Galeria de dez capas abstratas ao redor de um disco e uma onda sonora.

10 discos de 2016 que merecem ser redescobertos em 2026

De Beyoncé e Frank Ocean a BaianaSystem e Liniker: dez obras lançadas em 2016 que continuam pedindo novas escutas uma década depois.

Dez anos depois, 2016 continua parecendo um ponto de encontro entre grandes reinvenções pop, experimentação eletrônica, rap em expansão e uma música brasileira especialmente inquieta.

Esta seleção não tenta decretar quais foram “os melhores” discos do ano. A proposta é indicar obras que ainda oferecem novas leituras em 2026 — seja pela produção, pelo impacto cultural ou pela maneira como resistiram ao próprio ciclo de hype.

1. Beyoncé — Lemonade

O álbum transforma crise íntima, memória familiar e identidade em uma narrativa de grande escala. Sua força está tanto nos refrões quanto na travessia por rock, country, soul e eletrônica sem perder unidade. Reouvir hoje ajuda a perceber como sequência, imagem e música foram tratadas como partes da mesma obra.

2. Frank Ocean — Blonde

Silêncios, vozes alteradas e estruturas que parecem se desfazer fazem de Blonde um disco de memória fragmentada. A influência foi enorme, mas as imitações raramente reproduziram sua intimidade. É um álbum que muda conforme o ouvinte envelhece.

3. Solange — A Seat at the Table

Solange construiu uma obra delicada sem suavizar sua posição política. Arranjos espaçosos, harmonias de soul e interlúdios falados organizam uma reflexão sobre autonomia, pertencimento e cansaço. A contenção é parte do impacto.

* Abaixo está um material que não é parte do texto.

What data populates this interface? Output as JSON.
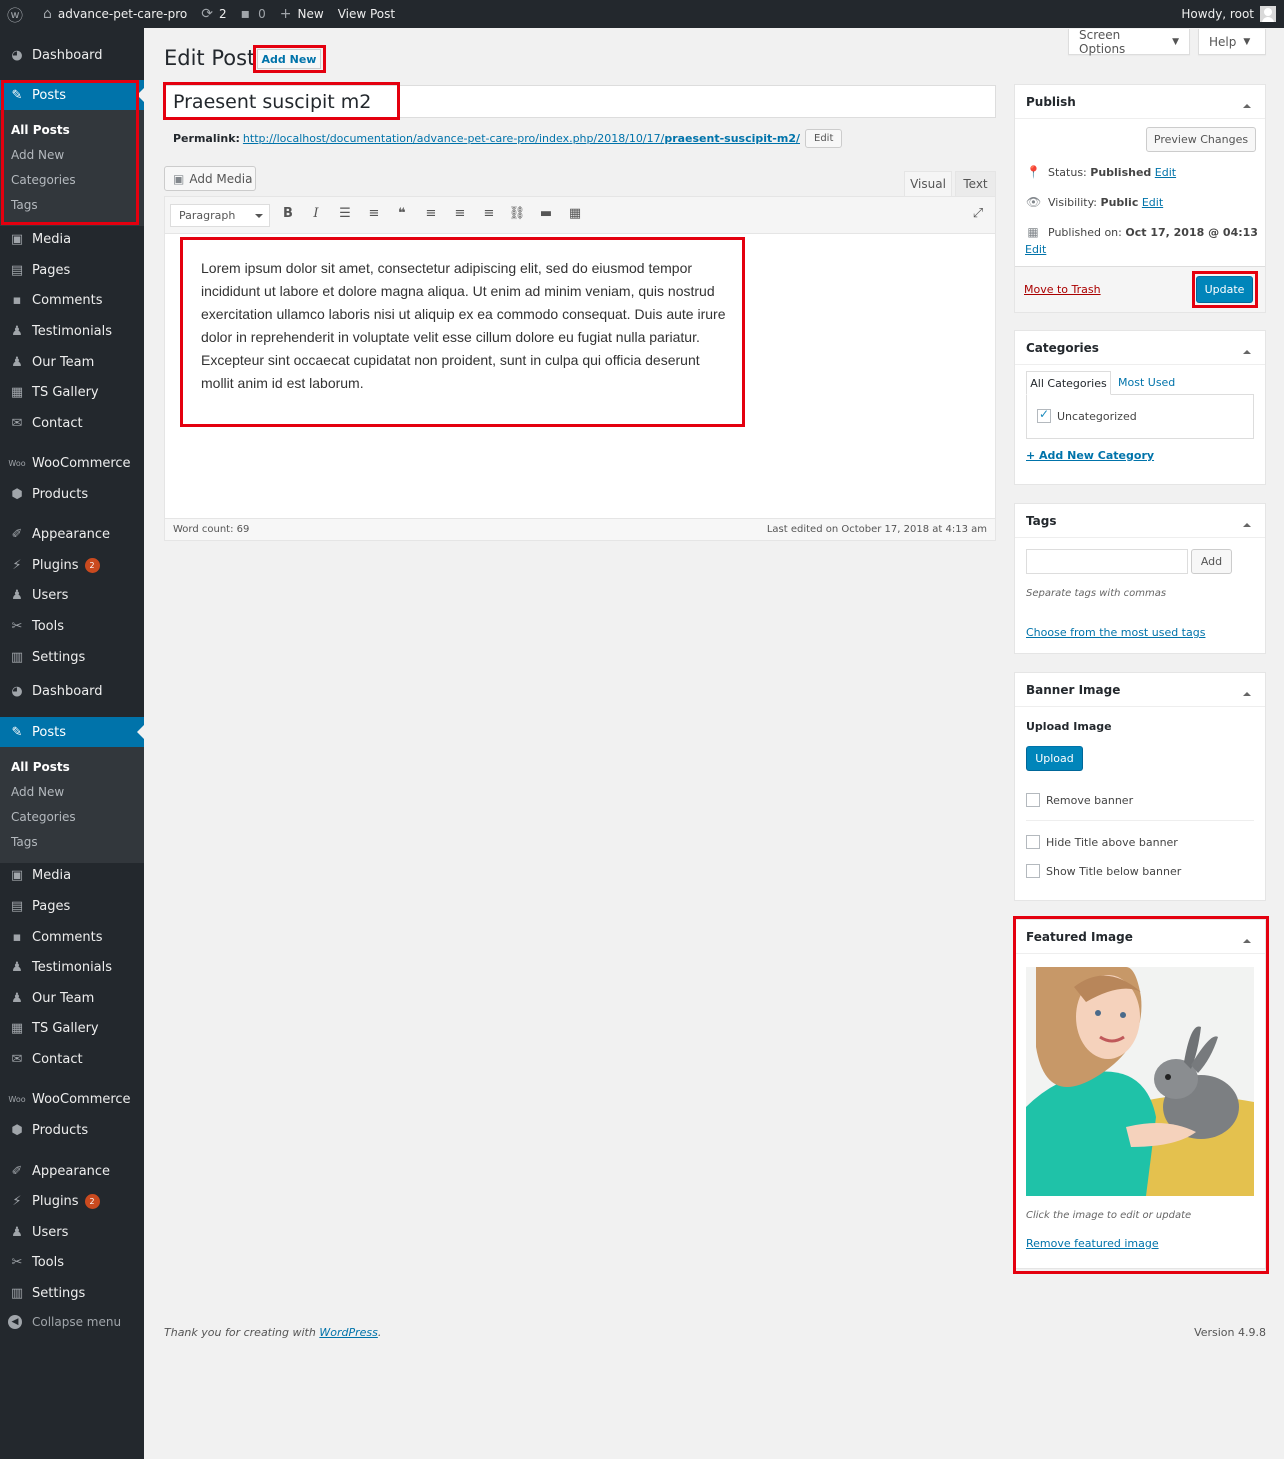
{
  "admin_bar": {
    "site_name": "advance-pet-care-pro",
    "updates_count": "2",
    "comments_count": "0",
    "new_label": "New",
    "view_post": "View Post",
    "howdy": "Howdy, root"
  },
  "sidebar": {
    "group1": {
      "dashboard": "Dashboard",
      "posts": "Posts",
      "sub": [
        "All Posts",
        "Add New",
        "Categories",
        "Tags"
      ],
      "media": "Media",
      "pages": "Pages",
      "comments": "Comments",
      "testimonials": "Testimonials",
      "our_team": "Our Team",
      "ts_gallery": "TS Gallery",
      "contact": "Contact",
      "woocommerce": "WooCommerce",
      "products": "Products",
      "appearance": "Appearance",
      "plugins": "Plugins",
      "plugins_badge": "2",
      "users": "Users",
      "tools": "Tools",
      "settings": "Settings"
    },
    "group2": {
      "dashboard": "Dashboard",
      "posts": "Posts",
      "sub": [
        "All Posts",
        "Add New",
        "Categories",
        "Tags"
      ],
      "media": "Media",
      "pages": "Pages",
      "comments": "Comments",
      "testimonials": "Testimonials",
      "our_team": "Our Team",
      "ts_gallery": "TS Gallery",
      "contact": "Contact",
      "woocommerce": "WooCommerce",
      "products": "Products",
      "appearance": "Appearance",
      "plugins": "Plugins",
      "plugins_badge": "2",
      "users": "Users",
      "tools": "Tools",
      "settings": "Settings"
    },
    "collapse": "Collapse menu"
  },
  "top_buttons": {
    "screen_options": "Screen Options",
    "help": "Help"
  },
  "page": {
    "title": "Edit Post",
    "add_new": "Add New",
    "post_title": "Praesent suscipit m2",
    "permalink_label": "Permalink:",
    "permalink_base": "http://localhost/documentation/advance-pet-care-pro/index.php/2018/10/17/",
    "permalink_slug": "praesent-suscipit-m2/",
    "permalink_edit": "Edit"
  },
  "editor": {
    "add_media": "Add Media",
    "tab_visual": "Visual",
    "tab_text": "Text",
    "format": "Paragraph",
    "content": "Lorem ipsum dolor sit amet, consectetur adipiscing elit, sed do eiusmod tempor incididunt ut labore et dolore magna aliqua. Ut enim ad minim veniam, quis nostrud exercitation ullamco laboris nisi ut aliquip ex ea commodo consequat. Duis aute irure dolor in reprehenderit in voluptate velit esse cillum dolore eu fugiat nulla pariatur. Excepteur sint occaecat cupidatat non proident, sunt in culpa qui officia deserunt mollit anim id est laborum.",
    "word_count": "Word count: 69",
    "last_edited": "Last edited on October 17, 2018 at 4:13 am"
  },
  "publish": {
    "title": "Publish",
    "preview": "Preview Changes",
    "status_label": "Status:",
    "status_value": "Published",
    "visibility_label": "Visibility:",
    "visibility_value": "Public",
    "published_label": "Published on:",
    "published_value": "Oct 17, 2018 @ 04:13",
    "edit": "Edit",
    "trash": "Move to Trash",
    "update": "Update"
  },
  "categories": {
    "title": "Categories",
    "tab_all": "All Categories",
    "tab_most": "Most Used",
    "item": "Uncategorized",
    "add_new": "+ Add New Category"
  },
  "tags": {
    "title": "Tags",
    "add": "Add",
    "hint": "Separate tags with commas",
    "choose": "Choose from the most used tags"
  },
  "banner": {
    "title": "Banner Image",
    "upload_label": "Upload Image",
    "upload_btn": "Upload",
    "remove": "Remove banner",
    "hide_title": "Hide Title above banner",
    "show_title": "Show Title below banner"
  },
  "featured": {
    "title": "Featured Image",
    "hint": "Click the image to edit or update",
    "remove": "Remove featured image"
  },
  "footer": {
    "thanks": "Thank you for creating with ",
    "wp_link": "WordPress",
    "period": ".",
    "version": "Version 4.9.8"
  }
}
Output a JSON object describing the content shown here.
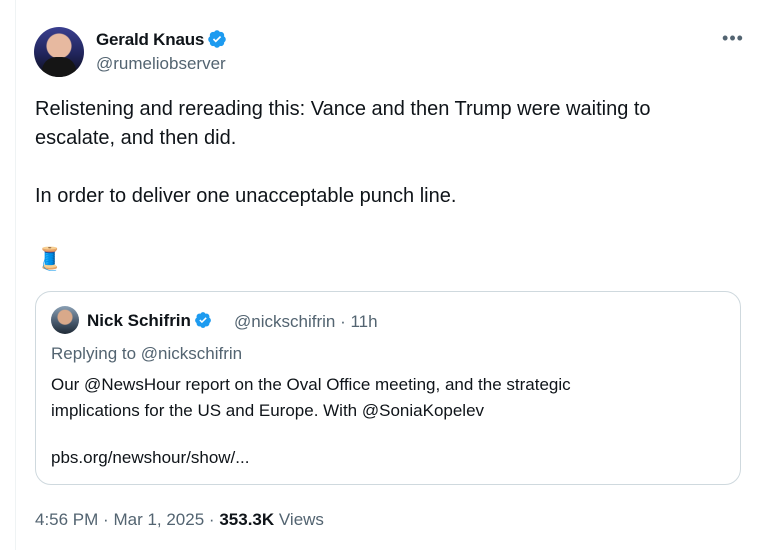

4. David Bowie — Blackstar

Lançado no fim da vida de Bowie, Blackstar não depende apenas desse contexto. Jazz, rock e eletrônica formam um disco enigmático, denso e avesso à repetição nostálgica. Em vez de encerrar a carreira olhando para trás, Bowie escolheu o risco.

5. Rihanna — Anti

Em Anti, Rihanna trocou a obrigação de empilhar hits por uma atmosfera mais instável e pessoal. Dancehall, R&B, soul e pop se encontram sem parecer pesquisa de mercado. O resultado ganhou força justamente por não tentar agradar do mesmo modo em todas as faixas.

6. Radiohead — A Moon Shaped Pool

Cordas, pianos e texturas eletrônicas dão forma a um álbum de beleza inquieta. Algumas canções já circulavam havia anos, mas a sequência as reorganiza como uma meditação sobre perda, distância e dissolução. É um disco que recompensa volume baixo e atenção longa.

7. Chance the Rapper — Coloring Book

A mixtape ampliou o diálogo entre rap, gospel e pop com energia comunitária. Mesmo ligada a um momento muito específico da cultura do streaming, ainda impressiona pelo contraste entre celebração, fé e vulnerabilidade.

8. Anderson .Paak — Malibu

Malibu combina soul, funk, hip-hop e a presença rítmica de um artista que também pensa como baterista. O disco é caloroso sem ser simples: por baixo da fluidez, há uma narrativa de sobrevivência e ambição.

9. BaianaSystem — Duas Cidades

O grupo baiano colocou guitarra baiana, graves de sound system e tensão urbana no mesmo circuito. Duas Cidades permanece físico e político, um disco que fala de Salvador sem reduzir a cidade a cartão-postal.

10. Liniker e os Caramelows — Remonta

A estreia em álbum de Liniker e os Caramelows trouxe soul, MPB e canção romântica com interpretação arrebatadora. Uma década depois, Remonta continua soando acolhedor e intenso, com arranjos que sustentam a voz sem tentar domesticá-la.

O que 2016 ainda ensina

Esses discos não formam uma fotografia completa do ano, mas revelam um traço comum: identidade não depende de pureza de gênero. As obras mais resistentes usaram referências reconhecíveis para construir mundos próprios.

Revisitar 2016 não é apenas procurar conforto no passado. É testar quais músicas continuam produzindo perguntas depois que rankings, campanhas e expectativas desapareceram.